あいどる♡あみゅーずあみゅれっと

@user__03

第1章

第1話

 70××年、春。


 “アイドル”と呼ばれる職業に就く青年男女が、ある日突然一斉に姿を消した。


 女子高生を中心に人気を集めている、女性7人組アイドルグループ『シンデレラ症候群』のファンは口を揃えてこう語る。


「目の前でライブをしていたのに、突然消えたんです‥」

 白と黒の服を着た女性が多い理由は、今回のライブコンセプトが「共犯」だったからだろうか。モノトーンで揃えられたファンの群れは、この異常現象をより一層不気味に感じさせる。


 最近バラエティ番組の出演が増えてきた、リアル姉妹アイドルグループ『ツイン⭐︎スター』のチェキ会に参加していたBさんは、顔を真っ赤にしながら叫ぶ。


「チェキ撮って一緒に話をしていたのに‥目の前から消えたんだよ!!」

 彼の手にはメンバーと一緒に撮影されたチェキが握られている。硬質カードケースに入れられているそれは、簡単に折れることはなく、光を反射して微かに輝いているようだ。


 警察は何度も当時の防犯カメラを確認するが、そこに写っているのは一瞬の白い光と、誰もいないステージ。数秒前まで、たくさんのフリルがついた衣装を着て、マイク片手に歌って踊っていたアイドルは、白い光とともに姿を消してしまった。


 こうした現象は日本各地で同時多発に起きており、警察は「日本アイドル約1万人、一斉行方不明事件」と発表した。


 そしてその数時間後、空に届きそうなほど長く、傷一つない真っ白な塔が東京・渋谷に出現した。
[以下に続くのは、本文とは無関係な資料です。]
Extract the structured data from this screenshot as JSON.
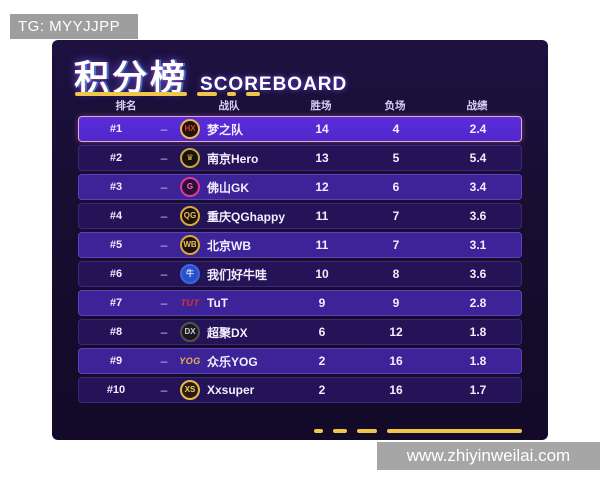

スクランブル交差点のど真ん中にそびえ立つ“それ”は、居合わせた歩行者や運転手を混乱させる。


 “それ”から離れようと走り出す人、スマートフォンで撮影を始める人、ハンドルを切る運転手‥。


 叫び声や歓声、車のクランクションが混じり合う中、数人の若者がスマートフォンで動画を回しながら塔に向かって走り出した。
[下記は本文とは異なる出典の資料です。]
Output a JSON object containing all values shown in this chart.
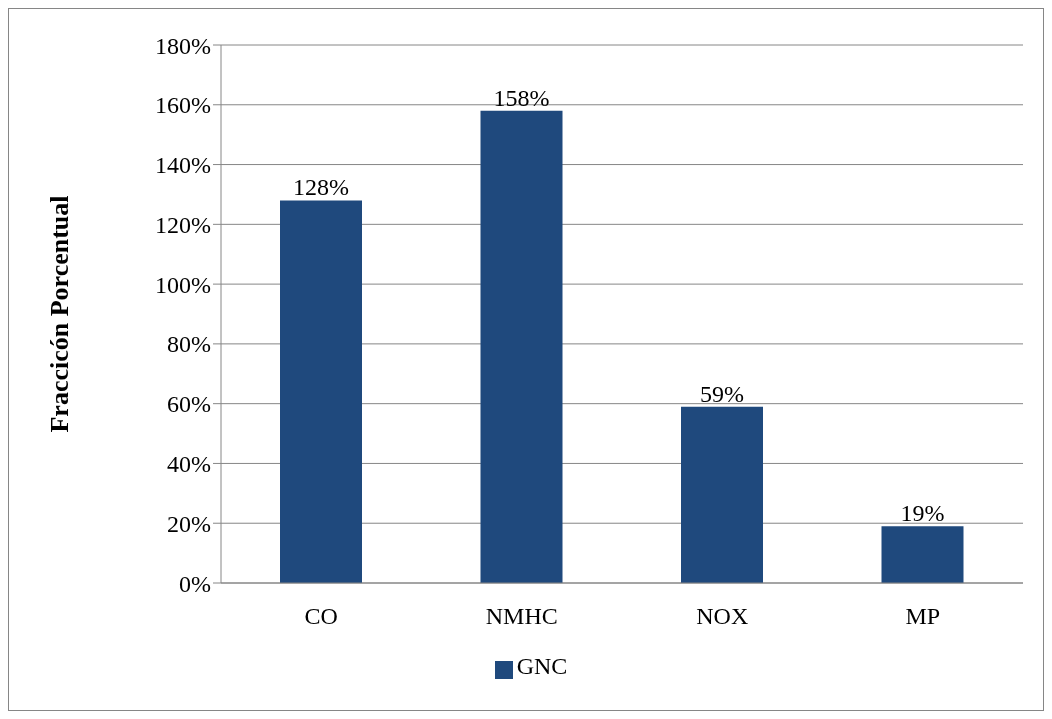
{
  "chart_data": {
    "type": "bar",
    "ylabel": "Fraccicón Porcentual",
    "categories": [
      "CO",
      "NMHC",
      "NOX",
      "MP"
    ],
    "series": [
      {
        "name": "GNC",
        "color": "#1f497d",
        "values": [
          128,
          158,
          59,
          19
        ],
        "value_labels": [
          "128%",
          "158%",
          "59%",
          "19%"
        ]
      }
    ],
    "ylim": [
      0,
      180
    ],
    "yticks": [
      {
        "value": 0,
        "label": "0%"
      },
      {
        "value": 20,
        "label": "20%"
      },
      {
        "value": 40,
        "label": "40%"
      },
      {
        "value": 60,
        "label": "60%"
      },
      {
        "value": 80,
        "label": "80%"
      },
      {
        "value": 100,
        "label": "100%"
      },
      {
        "value": 120,
        "label": "120%"
      },
      {
        "value": 140,
        "label": "140%"
      },
      {
        "value": 160,
        "label": "160%"
      },
      {
        "value": 180,
        "label": "180%"
      }
    ],
    "grid": "y",
    "legend": "bottom"
  }
}
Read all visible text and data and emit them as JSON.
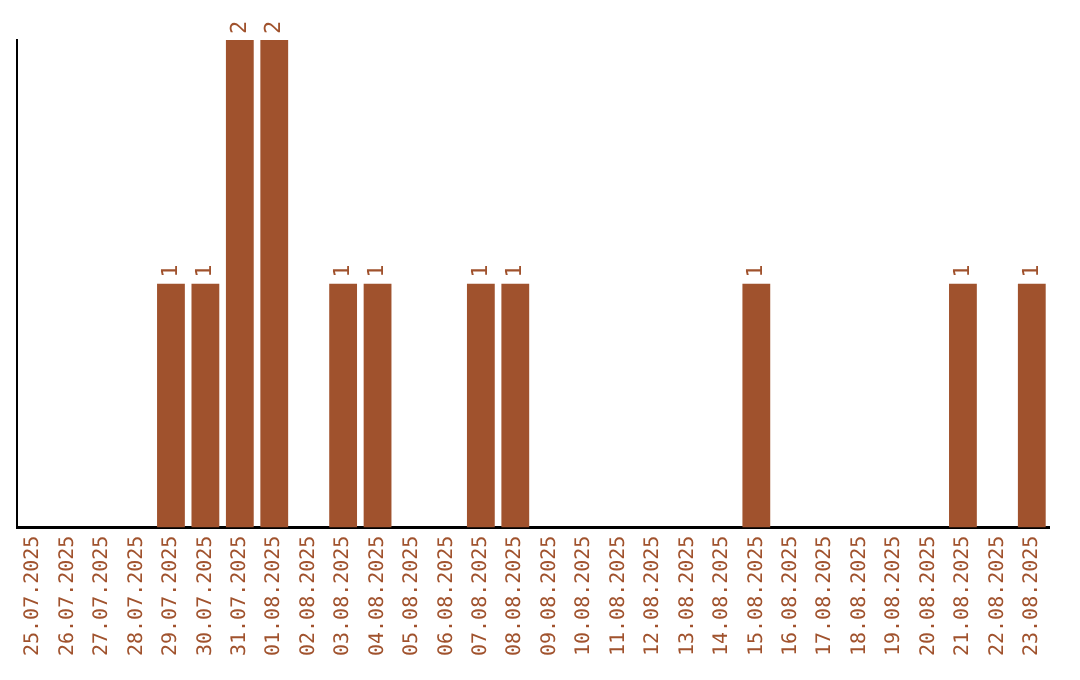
{
  "chart_data": {
    "type": "bar",
    "categories": [
      "25.07.2025",
      "26.07.2025",
      "27.07.2025",
      "28.07.2025",
      "29.07.2025",
      "30.07.2025",
      "31.07.2025",
      "01.08.2025",
      "02.08.2025",
      "03.08.2025",
      "04.08.2025",
      "05.08.2025",
      "06.08.2025",
      "07.08.2025",
      "08.08.2025",
      "09.08.2025",
      "10.08.2025",
      "11.08.2025",
      "12.08.2025",
      "13.08.2025",
      "14.08.2025",
      "15.08.2025",
      "16.08.2025",
      "17.08.2025",
      "18.08.2025",
      "19.08.2025",
      "20.08.2025",
      "21.08.2025",
      "22.08.2025",
      "23.08.2025"
    ],
    "values": [
      0,
      0,
      0,
      0,
      1,
      1,
      2,
      2,
      0,
      1,
      1,
      0,
      0,
      1,
      1,
      0,
      0,
      0,
      0,
      0,
      0,
      1,
      0,
      0,
      0,
      0,
      0,
      1,
      0,
      1
    ],
    "value_labels": [
      null,
      null,
      null,
      null,
      "1",
      "1",
      "2",
      "2",
      null,
      "1",
      "1",
      null,
      null,
      "1",
      "1",
      null,
      null,
      null,
      null,
      null,
      null,
      "1",
      null,
      null,
      null,
      null,
      null,
      "1",
      null,
      "1"
    ],
    "color": "#a0522d",
    "tick_labels": "x",
    "grid": false,
    "legend": false
  }
}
 塔まであと10mだろうか。彼らの足がピタリと止まる。

 塔に近づこうとすればするほど足は重くなり、息が苦しくなる。目の前がぐるぐると回り、自分がいま地面に立っているのかさえも分からない。

 

 時間が経つにつれ、警察や自衛隊、多くの人間が塔へと足を運んだ。しかし、誰一人として塔の入り口に立つことができない。

 一定の距離まで近づくと、誰もが例外なく吐き気や眩暈、そして説明のつかない嫌悪感に襲われるのだ。中には意識を手放してしまう者もいる。
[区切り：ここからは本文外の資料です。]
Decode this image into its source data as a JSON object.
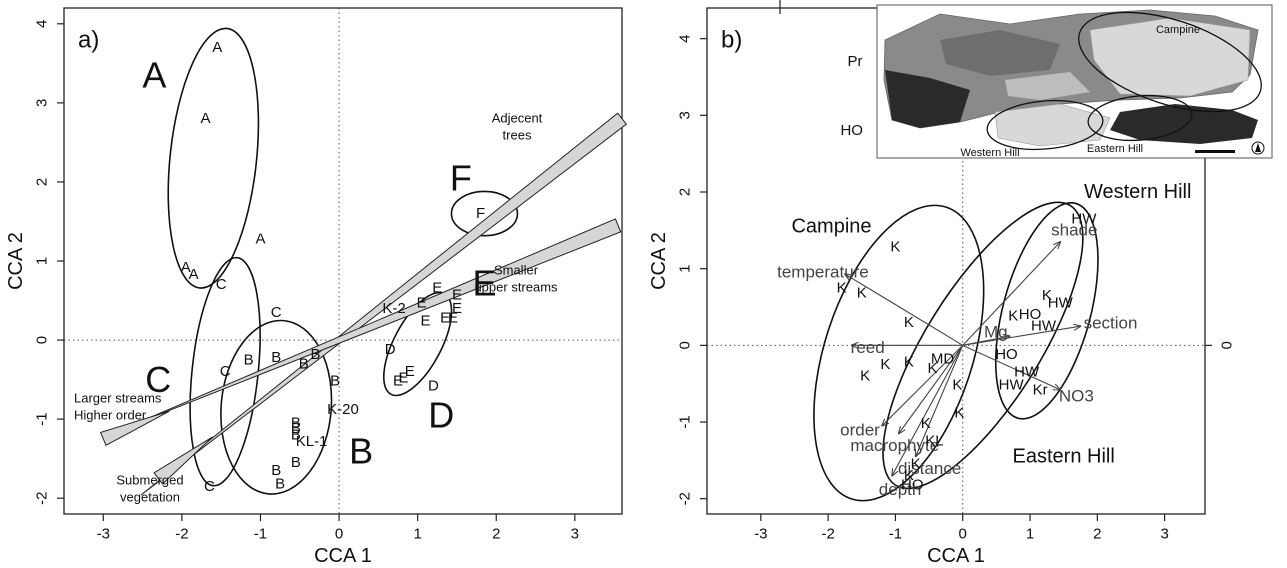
{
  "chart_data": [
    {
      "type": "scatter",
      "panel_label": "a)",
      "xlabel": "CCA 1",
      "ylabel": "CCA 2",
      "xlim": [
        -3.5,
        3.6
      ],
      "ylim": [
        -2.2,
        4.2
      ],
      "xticks": [
        -3,
        -2,
        -1,
        0,
        1,
        2,
        3
      ],
      "yticks": [
        -2,
        -1,
        0,
        1,
        2,
        3,
        4
      ],
      "points": [
        {
          "label": "A",
          "x": -1.55,
          "y": 3.7
        },
        {
          "label": "A",
          "x": -1.7,
          "y": 2.8
        },
        {
          "label": "A",
          "x": -1.0,
          "y": 1.28
        },
        {
          "label": "A",
          "x": -1.95,
          "y": 0.92
        },
        {
          "label": "A",
          "x": -1.85,
          "y": 0.83
        },
        {
          "label": "C",
          "x": -1.5,
          "y": 0.7
        },
        {
          "label": "C",
          "x": -0.8,
          "y": 0.35
        },
        {
          "label": "C",
          "x": -1.45,
          "y": -0.4
        },
        {
          "label": "C",
          "x": -1.65,
          "y": -1.85
        },
        {
          "label": "B",
          "x": -1.15,
          "y": -0.25
        },
        {
          "label": "B",
          "x": -0.8,
          "y": -0.22
        },
        {
          "label": "B",
          "x": -0.45,
          "y": -0.3
        },
        {
          "label": "B",
          "x": -0.3,
          "y": -0.18
        },
        {
          "label": "B",
          "x": -0.05,
          "y": -0.52
        },
        {
          "label": "B",
          "x": -0.55,
          "y": -1.05
        },
        {
          "label": "B",
          "x": -0.55,
          "y": -1.12
        },
        {
          "label": "B",
          "x": -0.55,
          "y": -1.2
        },
        {
          "label": "B",
          "x": -0.55,
          "y": -1.55
        },
        {
          "label": "B",
          "x": -0.8,
          "y": -1.65
        },
        {
          "label": "B",
          "x": -0.75,
          "y": -1.82
        },
        {
          "label": "K-20",
          "x": 0.05,
          "y": -0.88
        },
        {
          "label": "KL-1",
          "x": -0.35,
          "y": -1.28
        },
        {
          "label": "K-2",
          "x": 0.7,
          "y": 0.4
        },
        {
          "label": "E",
          "x": 1.25,
          "y": 0.66
        },
        {
          "label": "E",
          "x": 1.05,
          "y": 0.47
        },
        {
          "label": "E",
          "x": 1.5,
          "y": 0.57
        },
        {
          "label": "E",
          "x": 1.5,
          "y": 0.4
        },
        {
          "label": "E",
          "x": 1.1,
          "y": 0.24
        },
        {
          "label": "E",
          "x": 1.35,
          "y": 0.28
        },
        {
          "label": "E",
          "x": 1.45,
          "y": 0.28
        },
        {
          "label": "D",
          "x": 0.65,
          "y": -0.12
        },
        {
          "label": "E",
          "x": 0.9,
          "y": -0.4
        },
        {
          "label": "E",
          "x": 0.82,
          "y": -0.48
        },
        {
          "label": "E",
          "x": 0.75,
          "y": -0.52
        },
        {
          "label": "D",
          "x": 1.2,
          "y": -0.58
        },
        {
          "label": "F",
          "x": 1.8,
          "y": 1.6
        }
      ],
      "group_labels": [
        {
          "label": "A",
          "x": -2.35,
          "y": 3.35
        },
        {
          "label": "C",
          "x": -2.3,
          "y": -0.5
        },
        {
          "label": "B",
          "x": 0.28,
          "y": -1.4
        },
        {
          "label": "D",
          "x": 1.3,
          "y": -0.95
        },
        {
          "label": "E",
          "x": 1.85,
          "y": 0.72
        },
        {
          "label": "F",
          "x": 1.55,
          "y": 2.05
        }
      ],
      "ellipses": [
        {
          "group": "A",
          "cx": -1.6,
          "cy": 2.3,
          "rx": 0.55,
          "ry": 1.65,
          "angle": 6
        },
        {
          "group": "C",
          "cx": -1.45,
          "cy": -0.4,
          "rx": 0.42,
          "ry": 1.45,
          "angle": 6
        },
        {
          "group": "B",
          "cx": -0.8,
          "cy": -0.85,
          "rx": 0.7,
          "ry": 1.1,
          "angle": 5
        },
        {
          "group": "D",
          "cx": 1.0,
          "cy": -0.05,
          "rx": 0.3,
          "ry": 0.72,
          "angle": 28
        },
        {
          "group": "F",
          "cx": 1.85,
          "cy": 1.6,
          "rx": 0.42,
          "ry": 0.28,
          "angle": 0
        }
      ],
      "arrows": [
        {
          "label": "Adjecent\ntrees",
          "x": 3.6,
          "y": 2.8,
          "tail": -0.7
        },
        {
          "label": "Smaller\nupper streams",
          "x": 3.55,
          "y": 1.45,
          "tail": -0.75
        },
        {
          "label": "Larger streams\nHigher order",
          "x": -3.0,
          "y": -1.25,
          "tail": 0.72
        },
        {
          "label": "Submerged\nvegetation",
          "x": -2.3,
          "y": -1.75,
          "tail": 0.7
        }
      ]
    },
    {
      "type": "scatter",
      "panel_label": "b)",
      "xlabel": "CCA 1",
      "ylabel": "CCA 2",
      "right_tick": "0",
      "xlim": [
        -3.8,
        3.6
      ],
      "ylim": [
        -2.2,
        4.4
      ],
      "xticks": [
        -3,
        -2,
        -1,
        0,
        1,
        2,
        3
      ],
      "yticks": [
        -2,
        -1,
        0,
        1,
        2,
        3,
        4
      ],
      "points": [
        {
          "label": "Pr",
          "x": -1.6,
          "y": 3.7
        },
        {
          "label": "HO",
          "x": -1.65,
          "y": 2.8
        },
        {
          "label": "K",
          "x": -1.0,
          "y": 1.28
        },
        {
          "label": "K",
          "x": -1.8,
          "y": 0.75
        },
        {
          "label": "K",
          "x": -1.5,
          "y": 0.68
        },
        {
          "label": "K",
          "x": -0.8,
          "y": 0.3
        },
        {
          "label": "K",
          "x": -1.45,
          "y": -0.4
        },
        {
          "label": "K",
          "x": -1.15,
          "y": -0.25
        },
        {
          "label": "K",
          "x": -0.8,
          "y": -0.22
        },
        {
          "label": "K",
          "x": -0.45,
          "y": -0.3
        },
        {
          "label": "K",
          "x": -0.08,
          "y": -0.52
        },
        {
          "label": "K",
          "x": -0.05,
          "y": -0.88
        },
        {
          "label": "K",
          "x": -0.55,
          "y": -1.02
        },
        {
          "label": "K",
          "x": -0.7,
          "y": -1.55
        },
        {
          "label": "K",
          "x": -0.8,
          "y": -1.7
        },
        {
          "label": "K",
          "x": 0.75,
          "y": 0.38
        },
        {
          "label": "K",
          "x": 1.25,
          "y": 0.65
        },
        {
          "label": "HO",
          "x": -0.75,
          "y": -1.82
        },
        {
          "label": "HO",
          "x": 1.0,
          "y": 0.4
        },
        {
          "label": "HO",
          "x": 0.65,
          "y": -0.12
        },
        {
          "label": "HW",
          "x": 1.45,
          "y": 0.55
        },
        {
          "label": "HW",
          "x": 1.2,
          "y": 0.25
        },
        {
          "label": "HW",
          "x": 0.95,
          "y": -0.35
        },
        {
          "label": "HW",
          "x": 0.72,
          "y": -0.52
        },
        {
          "label": "HW",
          "x": 1.8,
          "y": 1.65
        },
        {
          "label": "Kr",
          "x": 1.15,
          "y": -0.58
        },
        {
          "label": "KL",
          "x": -0.42,
          "y": -1.25
        },
        {
          "label": "MD",
          "x": -0.3,
          "y": -0.18
        }
      ],
      "group_labels": [
        {
          "label": "Campine",
          "x": -1.95,
          "y": 1.55
        },
        {
          "label": "Western Hill",
          "x": 2.6,
          "y": 2.0
        },
        {
          "label": "Eastern Hill",
          "x": 1.5,
          "y": -1.45
        }
      ],
      "ellipses": [
        {
          "group": "Campine",
          "cx": -0.95,
          "cy": -0.1,
          "rx": 1.1,
          "ry": 2.0,
          "angle": 18
        },
        {
          "group": "Western Hill",
          "cx": 1.25,
          "cy": 0.45,
          "rx": 0.65,
          "ry": 1.45,
          "angle": 15
        },
        {
          "group": "Eastern Hill",
          "cx": 0.3,
          "cy": 0.0,
          "rx": 0.85,
          "ry": 2.15,
          "angle": 32
        }
      ],
      "vectors": [
        {
          "label": "temperature",
          "x": -1.75,
          "y": 0.93
        },
        {
          "label": "shade",
          "x": 1.45,
          "y": 1.35
        },
        {
          "label": "section",
          "x": 1.75,
          "y": 0.25
        },
        {
          "label": "Mg",
          "x": 0.7,
          "y": 0.12
        },
        {
          "label": "reed",
          "x": -1.65,
          "y": 0.0
        },
        {
          "label": "NO3",
          "x": 1.45,
          "y": -0.58
        },
        {
          "label": "order",
          "x": -1.2,
          "y": -1.05
        },
        {
          "label": "macrophyte",
          "x": -0.95,
          "y": -1.15
        },
        {
          "label": "distance",
          "x": -0.7,
          "y": -1.45
        },
        {
          "label": "depth",
          "x": -1.05,
          "y": -1.7
        }
      ],
      "inset_map": {
        "labels": [
          "Campine",
          "Western Hill",
          "Eastern Hill"
        ]
      }
    }
  ]
}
 体が「ここに入ってはいけない」「近づいてはいけない」と警鐘を鳴らし、塔から足を遠ざける。



70××年、夏。


 次第に、人々はこの白い塔を“ダンジョン”と呼び始めた。


 警察は国と連携し、アイドル一斉行方不明事件との関係性を調査しているが、いまだ正確な手がかりは掴めていない。